Both of his companions agreed, although with some hesitation on the part of Clay, who remarked abruptly, when they had gone a little way farther along the Trace,
“I have begun to consider what I must do if I find that Randall is dead – murdered, as it seems likely. We were next in age to each other – and always close.”
“So was I, with my brother Daniel,” Jim answered, with a sudden and unexpected rush of sympathetic emotion, to the point where he was near overcome. “We were only the two brothers in our family who lived to majority – we had three small brothers who perished as children – the usual accidents and illnesses. His death was a tragedy most unexpected, since he fell by the hand of one he considered a comrade, if not a friend.”
“I am sorry for your loss,” Clay said, after a moment. “I am given to wonder – what did you do, upon the death of your brother?”
“Mr. Shaw saw that he was decently buried,” Jim replied. The memory of that was one which cut to the heart – for Jim had been there, when his brother and the other Rangers of his company were murdered by men who came among them as friends. Jim himself had survived only by chance. “Together with his comrades, and I have taken service with Captain Hays. Someday, I will find the man who killed my brother and the other Rangers. The old Spaniards in Bexar have a saying – revenge is a dish best eaten cold. I have a better one – justice is a task which never grows cold, or stale.”

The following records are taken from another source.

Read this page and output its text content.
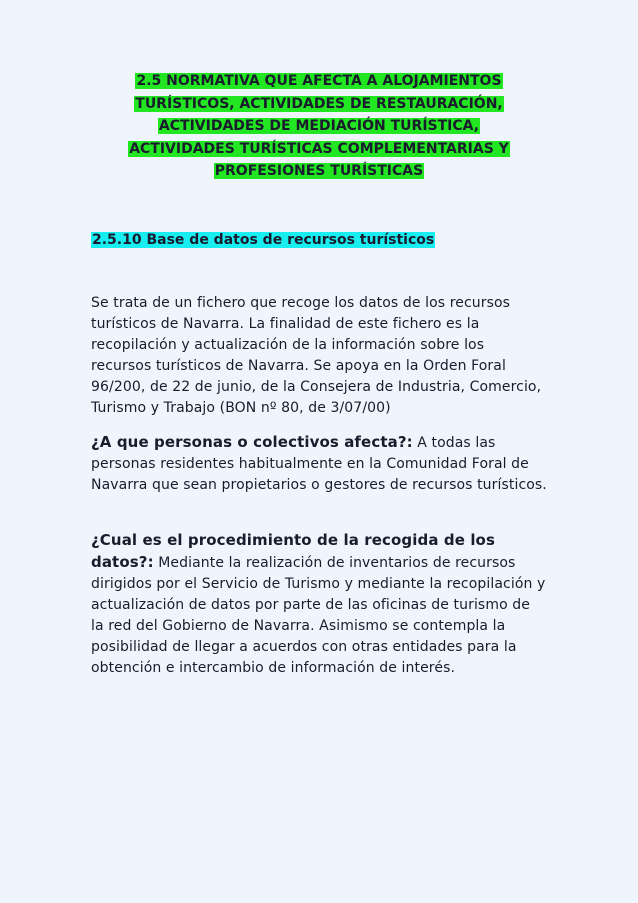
2.5 NORMATIVA QUE AFECTA A ALOJAMIENTOS
TURÍSTICOS, ACTIVIDADES DE RESTAURACIÓN,
ACTIVIDADES DE MEDIACIÓN TURÍSTICA,
ACTIVIDADES TURÍSTICAS COMPLEMENTARIAS Y
PROFESIONES TURÍSTICAS
2.5.10 Base de datos de recursos turísticos

Se trata de un fichero que recoge los datos de los recursos turísticos de Navarra. La finalidad de este fichero es la recopilación y actualización de la información sobre los recursos turísticos de Navarra. Se apoya en la Orden Foral 96/200, de 22 de junio, de la Consejera de Industria, Comercio, Turismo y Trabajo (BON nº 80, de 3/07/00)

¿A que personas o colectivos afecta?: A todas las personas residentes habitualmente en la Comunidad Foral de Navarra que sean propietarios o gestores de recursos turísticos.

¿Cual es el procedimiento de la recogida de los datos?: Mediante la realización de inventarios de recursos dirigidos por el Servicio de Turismo y mediante la recopilación y actualización de datos por parte de las oficinas de turismo de la red del Gobierno de Navarra. Asimismo se contempla la posibilidad de llegar a acuerdos con otras entidades para la obtención e intercambio de información de interés.
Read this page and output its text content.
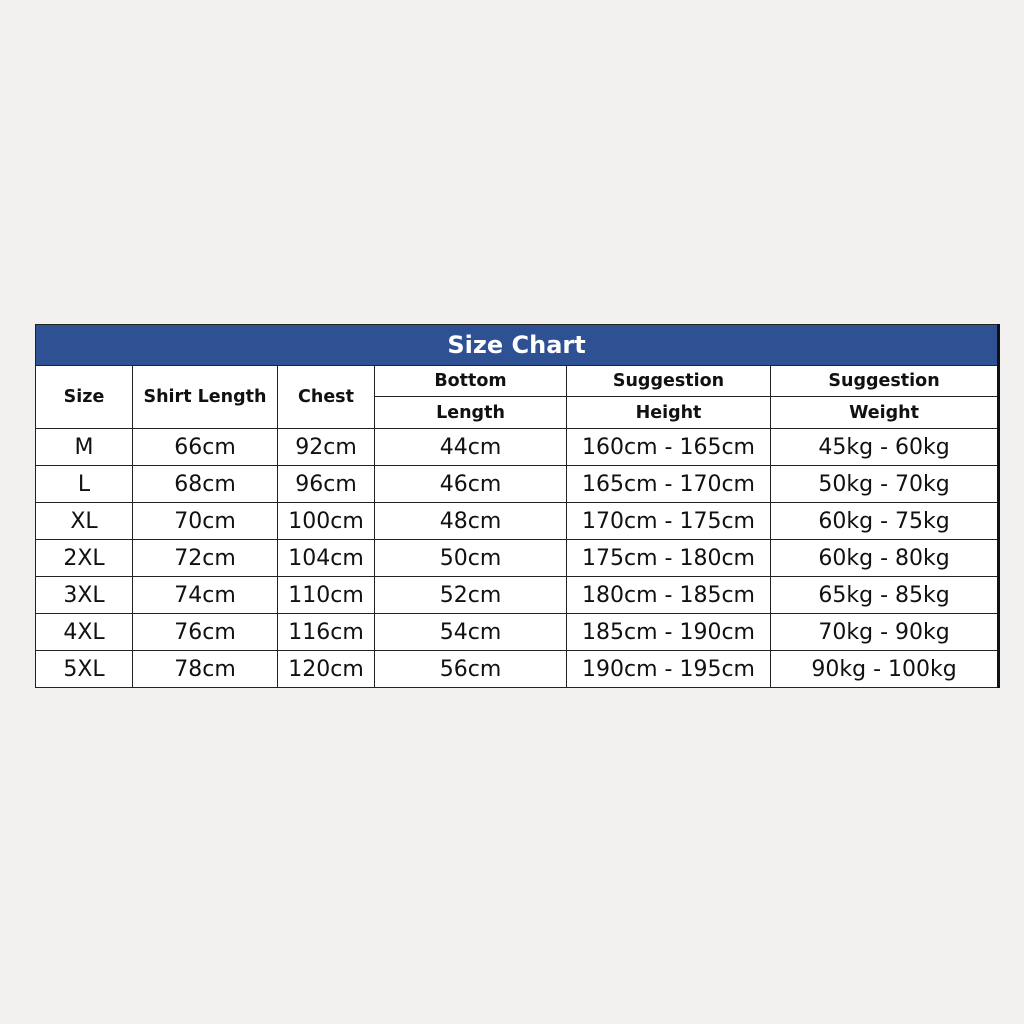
Size Chart					
Size	Shirt Length	Chest	Bottom	Suggestion	Suggestion
			Length	Height	Weight
M	66cm	92cm	44cm	160cm - 165cm	45kg - 60kg
L	68cm	96cm	46cm	165cm - 170cm	50kg - 70kg
XL	70cm	100cm	48cm	170cm - 175cm	60kg - 75kg
2XL	72cm	104cm	50cm	175cm - 180cm	60kg - 80kg
3XL	74cm	110cm	52cm	180cm - 185cm	65kg - 85kg
4XL	76cm	116cm	54cm	185cm - 190cm	70kg - 90kg
5XL	78cm	120cm	56cm	190cm - 195cm	90kg - 100kg
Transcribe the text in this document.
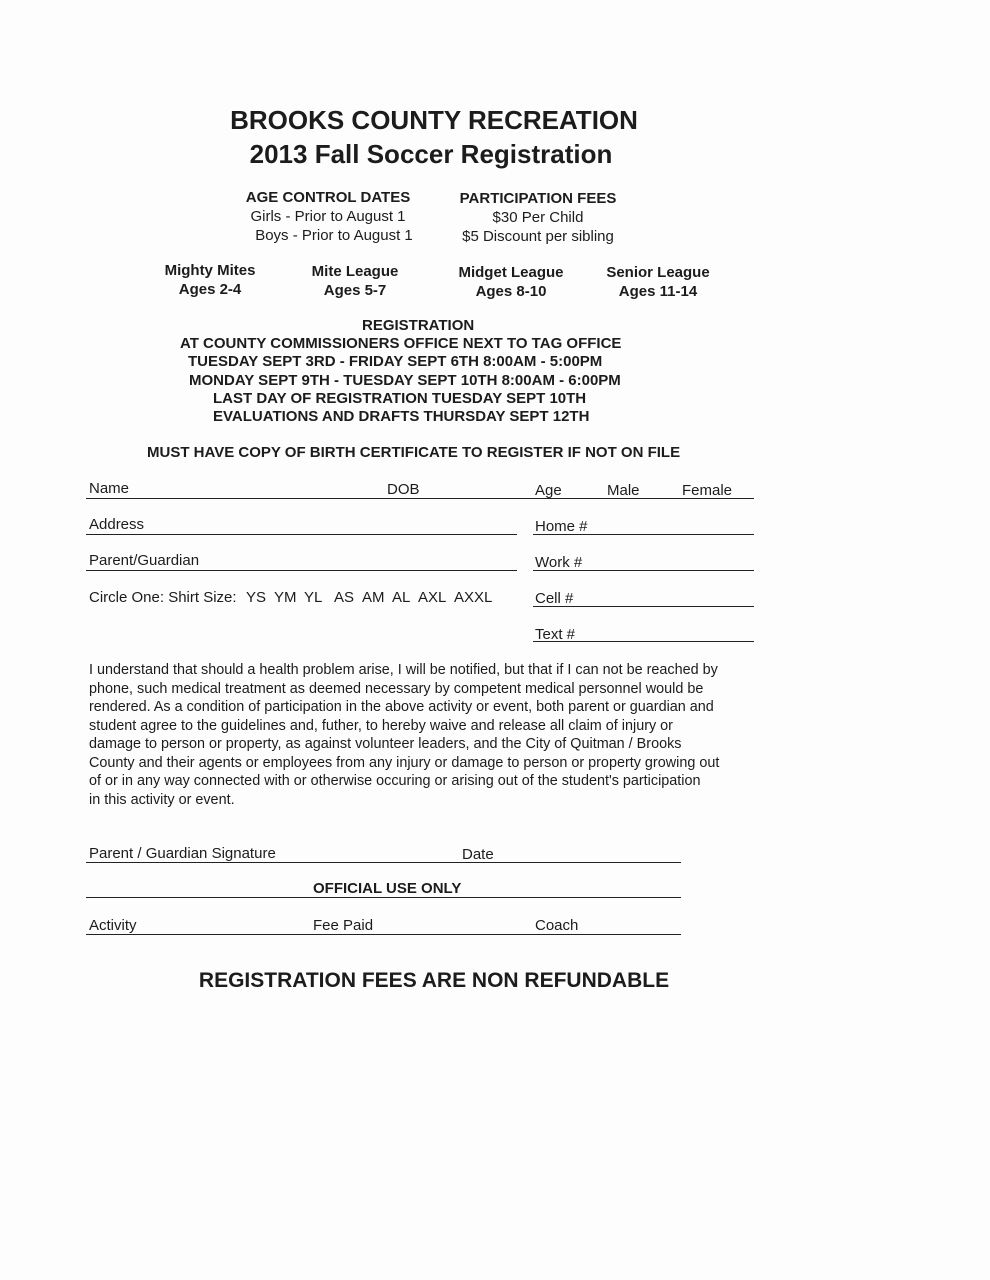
BROOKS COUNTY RECREATION
2013 Fall Soccer Registration
AGE CONTROL DATES
Girls - Prior to August 1
Boys - Prior to August 1
PARTICIPATION FEES
$30 Per Child
$5 Discount per sibling
Mighty Mites
Ages 2-4
Mite League
Ages 5-7
Midget League
Ages 8-10
Senior League
Ages 11-14
REGISTRATION
AT COUNTY COMMISSIONERS OFFICE NEXT TO TAG OFFICE
TUESDAY SEPT 3RD - FRIDAY SEPT 6TH 8:00AM - 5:00PM
MONDAY SEPT 9TH - TUESDAY SEPT 10TH 8:00AM - 6:00PM
LAST DAY OF REGISTRATION TUESDAY SEPT 10TH
EVALUATIONS AND DRAFTS THURSDAY SEPT 12TH
MUST HAVE COPY OF BIRTH CERTIFICATE TO REGISTER IF NOT ON FILE
Name	DOB	Age	Male	Female
Address	Home #
Parent/Guardian	Work #
Circle One: Shirt Size: YS YM YL AS AM AL AXL AXXL	Cell #
Text #
I understand that should a health problem arise, I will be notified, but that if I can not be reached by
phone, such medical treatment as deemed necessary by competent medical personnel would be
rendered. As a condition of participation in the above activity or event, both parent or guardian and
student agree to the guidelines and, futher, to hereby waive and release all claim of injury or
damage to person or property, as against volunteer leaders, and the City of Quitman / Brooks
County and their agents or employees from any injury or damage to person or property growing out
of or in any way connected with or otherwise occuring or arising out of the student's participation
in this activity or event.
Parent / Guardian Signature	Date
OFFICIAL USE ONLY
Activity	Fee Paid	Coach
REGISTRATION FEES ARE NON REFUNDABLE
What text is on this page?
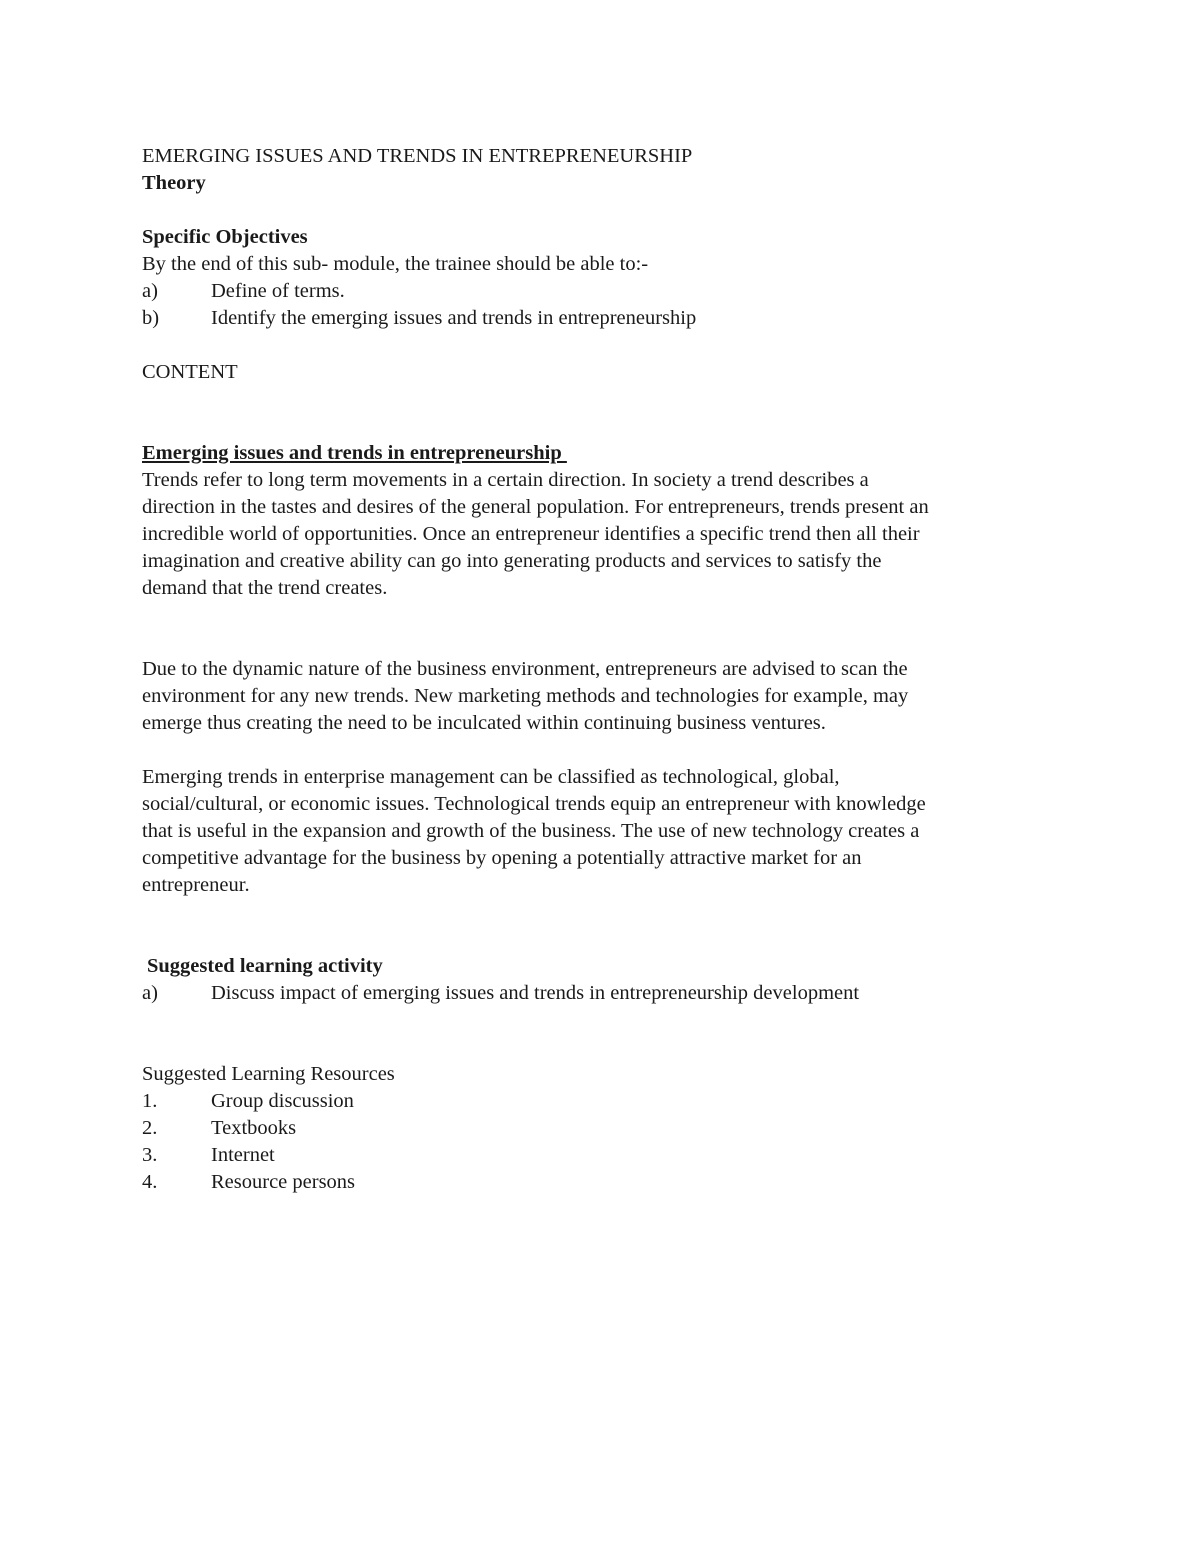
EMERGING ISSUES AND TRENDS IN ENTREPRENEURSHIP
Theory
Specific Objectives
By the end of this sub- module, the trainee should be able to:-
a)	Define of terms.
b)	Identify the emerging issues and trends in entrepreneurship
CONTENT
Emerging issues and trends in entrepreneurship
Trends refer to long term movements in a certain direction. In society a trend describes a
direction in the tastes and desires of the general population. For entrepreneurs, trends present an
incredible world of opportunities. Once an entrepreneur identifies a specific trend then all their
imagination and creative ability can go into generating products and services to satisfy the
demand that the trend creates.
Due to the dynamic nature of the business environment, entrepreneurs are advised to scan the
environment for any new trends. New marketing methods and technologies for example, may
emerge thus creating the need to be inculcated within continuing business ventures.
Emerging trends in enterprise management can be classified as technological, global,
social/cultural, or economic issues. Technological trends equip an entrepreneur with knowledge
that is useful in the expansion and growth of the business. The use of new technology creates a
competitive advantage for the business by opening a potentially attractive market for an
entrepreneur.
Suggested learning activity
a)	Discuss impact of emerging issues and trends in entrepreneurship development
Suggested Learning Resources
1.	Group discussion
2.	Textbooks
3.	Internet
4.	Resource persons
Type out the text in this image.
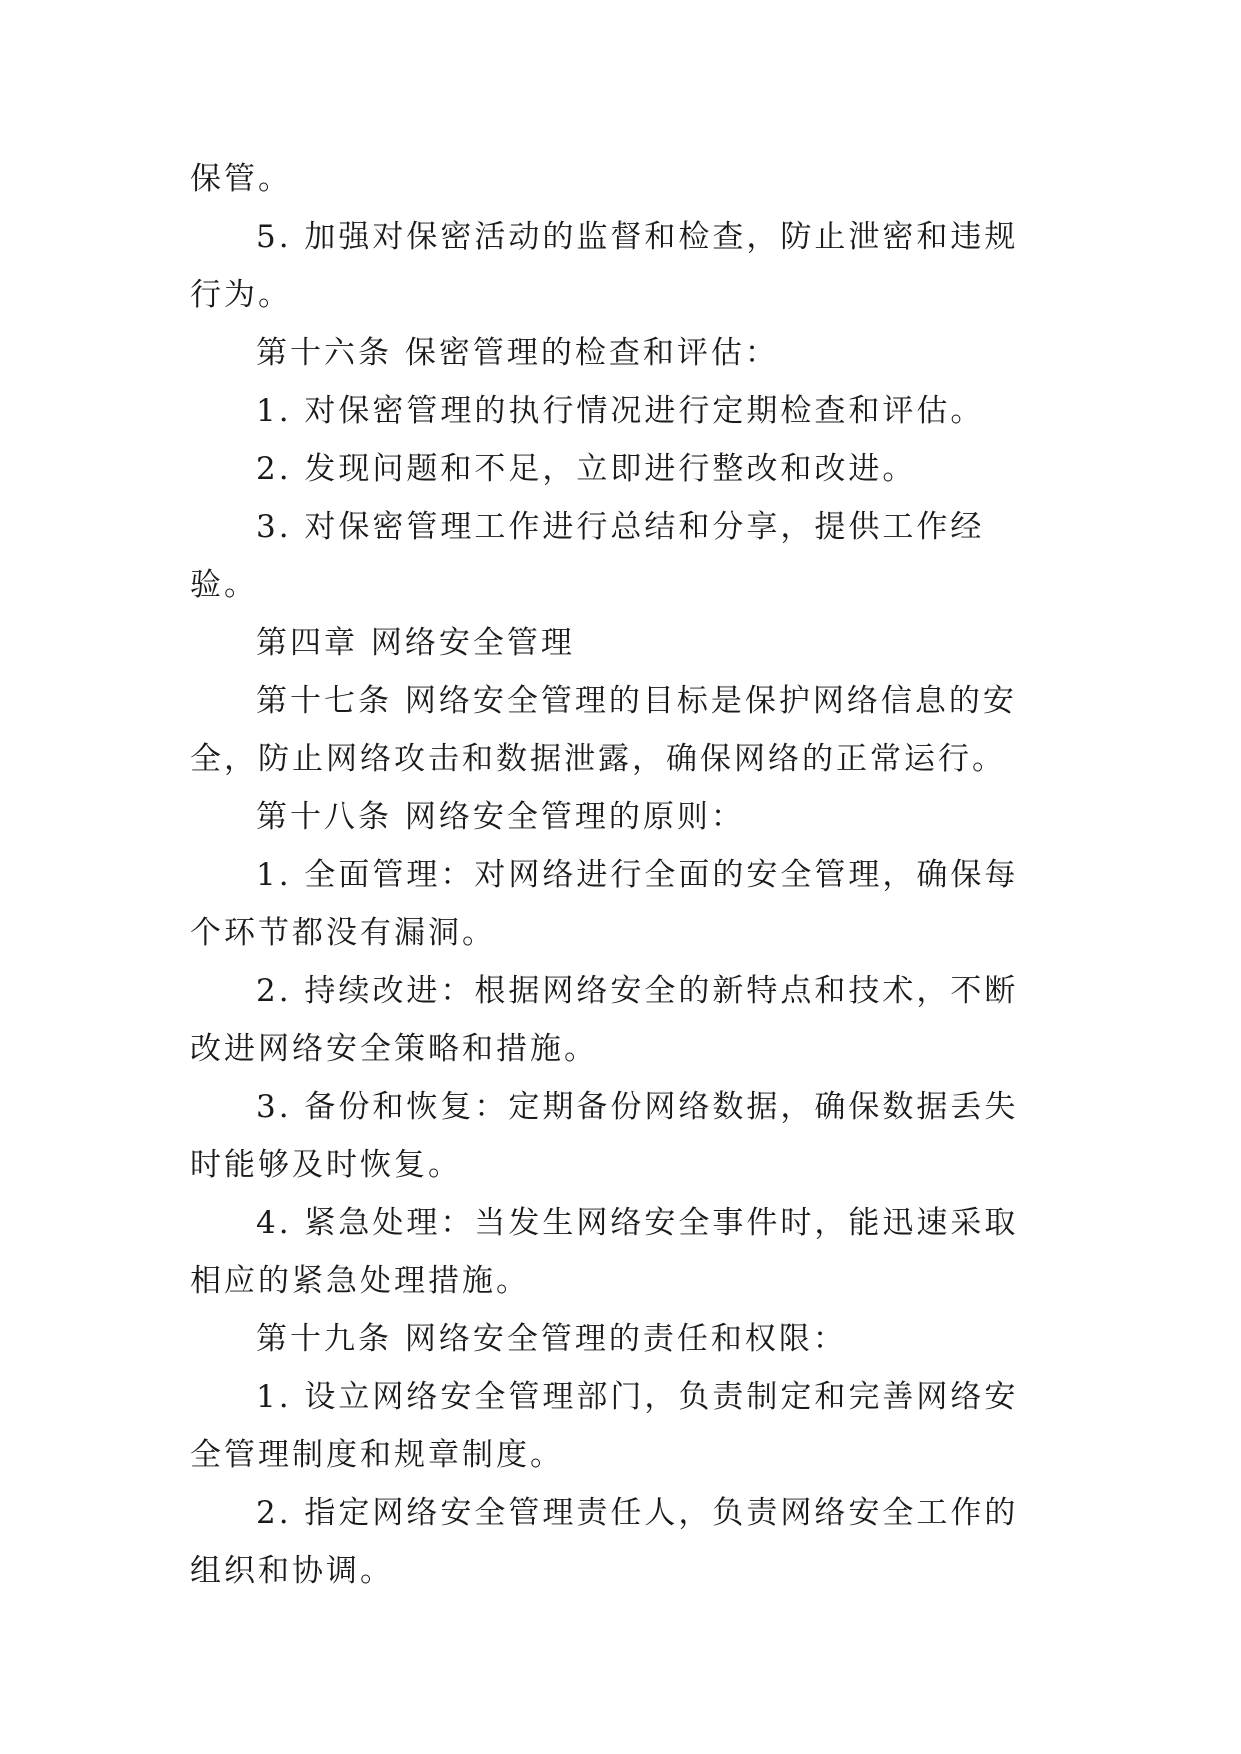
保管。

5. 加强对保密活动的监督和检查，防止泄密和违规行为。

第十六条 保密管理的检查和评估：

1. 对保密管理的执行情况进行定期检查和评估。

2. 发现问题和不足，立即进行整改和改进。

3. 对保密管理工作进行总结和分享，提供工作经验。

第四章 网络安全管理

第十七条 网络安全管理的目标是保护网络信息的安全，防止网络攻击和数据泄露，确保网络的正常运行。

第十八条 网络安全管理的原则：

1. 全面管理：对网络进行全面的安全管理，确保每个环节都没有漏洞。

2. 持续改进：根据网络安全的新特点和技术，不断改进网络安全策略和措施。

3. 备份和恢复：定期备份网络数据，确保数据丢失时能够及时恢复。

4. 紧急处理：当发生网络安全事件时，能迅速采取相应的紧急处理措施。

第十九条 网络安全管理的责任和权限：

1. 设立网络安全管理部门，负责制定和完善网络安全管理制度和规章制度。

2. 指定网络安全管理责任人，负责网络安全工作的组织和协调。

“I see now why Captain Hays has sent you with me,” Clay said, after a moment. They were riding where the Trace led, through a stand of thick woods, as dark as the heart of an evil man, where sunshine was a memory. “For your cool head, at least as much as your experience – I rode with his company myself, a time or two. And he is the calmest man I know in a fight – I was with him when we fought Yellow Robe’s Comanche on the Pedernales! We were outnumbered three or four to one, and yet we came away with none lost and only two wounded bad enough to need a doctor afterwards. Any other captain, we would have been slaughtered.”
“You didn’t give up then and you should not give up yet,” Jim said, although deep in his heart he also suspected that Randall Huff was dead.